Both lists are interesting. One should not (necessarily) interpret being on either of the lists as being good or bad, but it’s certainly worth thinking about what the data mean. I need to do that some more. To be continued…

16 thoughts on “Adding Counterpart Rebounds to ezPM”

  1. The ORR chart above looks strange to me, in that the two compared rates seem to either match up very well or have a huge error, with not much in between. Am I imagining things? And if not, do you have any guess as to why that quirk is showing up?

    1. First, I should say that the data represents 216 players, so I’m not surprised a handful or so are way off. Dwyane Wade appears to be one of those. His estimated ORR was only 5%, but the counterpart data says his ORR is closer to 40%. Off the top of my head, though, I can’t think of why the estimate for him would be so low to start with. He’s listed as a “2” by Aaron’s matchup file (which is what I’m using). That seems right, doesn’t it?

    2. A lot of the major errors are probably caused my the matchup file listing an incorrect position for a player. For example, Reggie Williams mostly plays 2, but the matchup lists him as a 3. Dorell Wright (same team) plays 3, but is listed as a 2. In this case, I “corrected” those players, yet they still show up on these lists. So, although Aaron does a great job coming up with those matchups, it still represents a limiting factor, in terms of accuracy.

  2. Nice work and post.

    A few comments, for what they may be worth:

    Looks like all but a very few players are above 60% defensive rebounding vs counterpart. Probably 2/3rds to 3/4ths over 70%? Not sure if there is anything to be done with that knowledge but there might be.

    If you wanted another idea related to rebounding to look at in the play by play I’ll throw the possibility of tracking the impact of 2+ inch height differences to see what the data shows in general and by position and by player.

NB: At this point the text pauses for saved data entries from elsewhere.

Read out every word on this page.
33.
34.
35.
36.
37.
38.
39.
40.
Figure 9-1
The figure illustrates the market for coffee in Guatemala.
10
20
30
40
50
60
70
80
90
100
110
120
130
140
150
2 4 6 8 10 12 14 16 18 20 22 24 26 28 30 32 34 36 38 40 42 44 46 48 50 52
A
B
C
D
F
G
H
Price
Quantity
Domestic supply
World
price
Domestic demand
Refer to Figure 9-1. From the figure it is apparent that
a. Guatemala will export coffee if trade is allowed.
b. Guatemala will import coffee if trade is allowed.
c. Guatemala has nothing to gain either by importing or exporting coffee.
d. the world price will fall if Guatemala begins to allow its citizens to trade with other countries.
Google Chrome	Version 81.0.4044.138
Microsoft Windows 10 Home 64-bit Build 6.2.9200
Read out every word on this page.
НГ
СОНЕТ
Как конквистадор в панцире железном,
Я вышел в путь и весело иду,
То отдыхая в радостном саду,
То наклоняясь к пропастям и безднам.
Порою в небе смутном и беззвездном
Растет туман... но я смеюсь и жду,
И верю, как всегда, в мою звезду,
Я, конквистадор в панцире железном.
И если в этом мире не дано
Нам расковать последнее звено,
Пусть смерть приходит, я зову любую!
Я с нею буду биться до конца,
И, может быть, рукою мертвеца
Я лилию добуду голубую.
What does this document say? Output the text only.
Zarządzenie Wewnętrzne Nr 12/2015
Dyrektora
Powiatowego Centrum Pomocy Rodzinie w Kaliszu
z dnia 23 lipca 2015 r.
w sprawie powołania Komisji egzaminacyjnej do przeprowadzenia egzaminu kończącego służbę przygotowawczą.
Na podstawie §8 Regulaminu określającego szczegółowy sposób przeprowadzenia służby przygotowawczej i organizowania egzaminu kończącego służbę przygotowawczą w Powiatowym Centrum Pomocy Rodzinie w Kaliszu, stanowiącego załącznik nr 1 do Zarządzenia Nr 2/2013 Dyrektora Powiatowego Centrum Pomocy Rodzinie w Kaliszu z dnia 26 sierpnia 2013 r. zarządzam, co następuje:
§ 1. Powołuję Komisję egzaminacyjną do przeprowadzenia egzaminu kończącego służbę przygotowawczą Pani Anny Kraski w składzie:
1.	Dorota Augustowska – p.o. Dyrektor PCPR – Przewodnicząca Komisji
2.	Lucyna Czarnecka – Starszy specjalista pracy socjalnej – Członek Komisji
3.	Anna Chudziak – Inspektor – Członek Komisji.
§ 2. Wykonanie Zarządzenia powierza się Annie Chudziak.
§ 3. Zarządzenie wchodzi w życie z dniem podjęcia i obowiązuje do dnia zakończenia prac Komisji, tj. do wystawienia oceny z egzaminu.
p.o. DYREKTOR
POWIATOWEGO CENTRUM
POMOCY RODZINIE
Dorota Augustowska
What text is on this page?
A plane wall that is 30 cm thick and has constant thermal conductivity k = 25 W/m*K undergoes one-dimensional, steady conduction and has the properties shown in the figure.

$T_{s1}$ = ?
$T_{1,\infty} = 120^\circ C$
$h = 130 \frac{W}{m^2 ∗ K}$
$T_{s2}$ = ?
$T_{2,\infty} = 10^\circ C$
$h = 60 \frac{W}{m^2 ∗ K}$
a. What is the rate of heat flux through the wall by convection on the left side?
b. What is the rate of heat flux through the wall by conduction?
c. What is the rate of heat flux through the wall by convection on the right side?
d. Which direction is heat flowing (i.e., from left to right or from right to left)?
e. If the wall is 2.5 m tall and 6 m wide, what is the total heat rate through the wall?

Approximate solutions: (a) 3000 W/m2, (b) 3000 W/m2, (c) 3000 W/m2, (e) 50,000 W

  3. I am not sure what the ratio of guys in the middle between 2 positions is in the current file but in my original classification it was about 30% of players. Averaging the position expectations for those guys would seem like a worthwhile enhancement.

  4. Comparing the top 50 and bottom 50 rebounder lists I think 25 teams have at least one on both lists. That might suggest variations in defensive rebounding roles from the norm on at least some teams as well as skill variation. A few teammates probably take some rebounds from other teammates. It might be an argument for some regression of credit towards the mean for players at both extreme tails of defensive rebounding. Not a lot, but maybe a little. Say 10-20% of the marginal rebounding value above or below position average? Just an idea offered for possible consideration.

  5. It looks like at team level only about 20% of teams would be more than 1 defensive rebound away (up or down) from league average if they all faced the same level of opportunities so it seems unlikely that the top guys on this are adding as much as the raw data suggests.

    I’d probably leave the offensive rebounding data as is. Any adjustment would be several times smaller than for defensive rebounding and thus probably not worth it.

  6. Thanks.

    Among the other columns I see opponent 3 point shot points. I don’t think I’ve seen that anywhere else by player. Useful to see.

    1. Those shot totals are not counterpart, btw. They are opponent totals while the player was on the floor. Counterpart defense is next on my list of major todo things.

  7. It is dated a bit and not complete for today but “if” you wanted my older position designation file that assigned players a position number in .2 increments I’d give it to you (via e-mail, if you indicated where to send by private message at APBRmetrics).
    If not of interest, that’s ok. I won’t mention it again.

    1. Thanks, Crow, but it probably won’t be too much help. The issue is that my code is built around parsing the matchup file from bball-value. At some point, I should probably implement my own matchup generation code, so I can input correct positions. But I think Aaron has it mostly right.